Geçtiğimiz her kasabada biraz daha boşveriyorum, her istasyonda biraz daha, her tren düdüğünde biraz daha... 

Yerime geçerken kırık kapısını zorladığım her vagonda biraz daha...

Çarptığım her bavulda biraz daha...

Öylece boşveriyorum.

GÜNE DÜŞÜLEN NOTLAR

10:56

Hayatı biraz, biraz, yavaşlatmak istediğim, kendimde özlediğim her şeye kavuşmak istediğim bir dönem... Malum, bir de eski kafalı bir blog yazarı olduğum için son zamanlarda bana en çok keyif veren şeylerden biraz bahsetmek istedim.

2018 yılında en çok dinlediğim şarkı Olafur Arnalds ve Nils Frahms'ın Trance Frendz albümündeki, gece 03:06'da çalmalarına binaen adı da 03:06 olan şarkıydı; bu aralar yine çok dinliyorum. Ruha dokunan, arkadaşlığın sıcaklığı ile sarıp sarmalandığımı hissettiğim pür-ü pak bir Ada şarkısı. Akşam güneşine karşı yürüdüğünüzde burnunuzun üzerini hafifçe pembeleştirerek sizi mutlu edecek bir şarkı...

Bu şarkı bana Olafur Arnalds'ı ne kadar sevdiğimi de tekrar anımsattı. Olie... Ardından geceleri balkonda ayaklarımı uzatarak KEXP performanslarını yeniden dinlemeye başladım.
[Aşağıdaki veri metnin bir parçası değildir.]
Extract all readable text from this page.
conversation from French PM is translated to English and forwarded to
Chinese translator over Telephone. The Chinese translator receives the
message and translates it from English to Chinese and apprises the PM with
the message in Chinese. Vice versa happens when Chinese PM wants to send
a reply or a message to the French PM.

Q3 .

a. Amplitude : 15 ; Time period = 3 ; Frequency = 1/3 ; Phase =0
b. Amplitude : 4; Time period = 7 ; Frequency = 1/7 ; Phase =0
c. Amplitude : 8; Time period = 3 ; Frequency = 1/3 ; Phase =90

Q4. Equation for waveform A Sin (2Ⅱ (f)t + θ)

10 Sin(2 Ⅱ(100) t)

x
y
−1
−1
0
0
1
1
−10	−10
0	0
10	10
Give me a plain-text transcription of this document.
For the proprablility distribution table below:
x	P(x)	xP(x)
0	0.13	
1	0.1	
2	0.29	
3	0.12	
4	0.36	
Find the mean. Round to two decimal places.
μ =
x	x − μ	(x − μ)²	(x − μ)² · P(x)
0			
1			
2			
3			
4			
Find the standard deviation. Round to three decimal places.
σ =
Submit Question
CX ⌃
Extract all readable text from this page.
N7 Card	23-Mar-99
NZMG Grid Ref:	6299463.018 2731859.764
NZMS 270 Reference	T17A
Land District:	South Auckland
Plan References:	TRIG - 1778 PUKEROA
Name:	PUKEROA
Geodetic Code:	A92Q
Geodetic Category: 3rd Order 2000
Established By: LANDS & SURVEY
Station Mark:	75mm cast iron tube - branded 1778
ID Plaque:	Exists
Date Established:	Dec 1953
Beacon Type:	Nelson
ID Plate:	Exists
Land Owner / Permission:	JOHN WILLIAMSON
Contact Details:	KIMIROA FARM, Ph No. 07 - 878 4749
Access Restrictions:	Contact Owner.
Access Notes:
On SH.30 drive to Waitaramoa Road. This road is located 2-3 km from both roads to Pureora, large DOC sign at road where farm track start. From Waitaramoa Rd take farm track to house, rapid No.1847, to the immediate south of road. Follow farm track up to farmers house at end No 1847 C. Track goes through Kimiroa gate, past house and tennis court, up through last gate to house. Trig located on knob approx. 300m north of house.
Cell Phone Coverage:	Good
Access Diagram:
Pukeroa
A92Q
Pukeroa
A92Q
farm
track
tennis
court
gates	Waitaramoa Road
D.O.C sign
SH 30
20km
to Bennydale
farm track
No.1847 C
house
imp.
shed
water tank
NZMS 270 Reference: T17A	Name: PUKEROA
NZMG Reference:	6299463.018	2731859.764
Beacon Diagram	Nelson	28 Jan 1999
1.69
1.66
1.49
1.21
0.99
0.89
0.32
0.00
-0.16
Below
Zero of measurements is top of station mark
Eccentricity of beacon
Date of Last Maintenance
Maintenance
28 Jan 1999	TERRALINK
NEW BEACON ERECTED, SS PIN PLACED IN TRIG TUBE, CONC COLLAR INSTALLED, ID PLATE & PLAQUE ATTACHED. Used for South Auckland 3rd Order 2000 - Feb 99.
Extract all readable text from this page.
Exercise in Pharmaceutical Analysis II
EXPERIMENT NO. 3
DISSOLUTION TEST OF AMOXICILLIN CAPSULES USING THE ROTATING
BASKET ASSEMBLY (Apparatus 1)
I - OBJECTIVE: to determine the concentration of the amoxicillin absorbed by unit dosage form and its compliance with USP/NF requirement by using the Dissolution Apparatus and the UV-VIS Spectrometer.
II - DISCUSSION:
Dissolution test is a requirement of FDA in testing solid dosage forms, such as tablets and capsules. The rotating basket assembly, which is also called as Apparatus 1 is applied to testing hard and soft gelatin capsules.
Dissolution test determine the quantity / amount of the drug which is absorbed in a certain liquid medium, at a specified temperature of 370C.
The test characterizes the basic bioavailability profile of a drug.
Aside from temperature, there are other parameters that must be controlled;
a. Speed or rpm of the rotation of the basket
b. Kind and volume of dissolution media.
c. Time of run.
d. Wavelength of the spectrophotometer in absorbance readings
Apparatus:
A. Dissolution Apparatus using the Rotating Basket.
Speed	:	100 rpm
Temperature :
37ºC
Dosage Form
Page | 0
Keyifli bir dinlence... Austin'e gittiğimde dinlemek üzere bir konseri denk gelse efsane olmaz mıydı, Mellow Johnny'nin bisiklet mağazasında hem de... Yere oturur ortada bisikletlerin asılı olduğu kolonlardan birine yaslanır, ayaklarımı da uzatırdım. İşte diye düşünürdüm sanırım, dünya bu kadardı, bitti...

Silmarillion'a tekrar başladım, nereden nasıl esti bilmiyorum... En son ne zaman okuduğumu da hatırlayamıyorum, çok şey unutmuşum ve bunun mükafatı olarak çok heyecanlanıyorum okurken. Şu anda Beren ve Luthien'deyim, ilk okuduğumda en abartıldığını düşündüğüm hikayede bile aldığım zevk bambaşka... Kralın Dönüşü'nün sonunda Aragorn ve Arwen'in nasıl tanıştığını anlatan bir ek bölümü vardı, orada Aragorn, Arwen'i ilk gördüğünde ona "Tinuviel! Tinuviel!" şeklinde sesleniyordu. Çocuk halimle okurken o sahneyi gözümde nasıl canlandırdıysam, Beren efsanesini okurken aklıma hep o an geliyor. Sanki yaşamışım da, bir anımı hatırlıyormuşum gibi. Güzellikler...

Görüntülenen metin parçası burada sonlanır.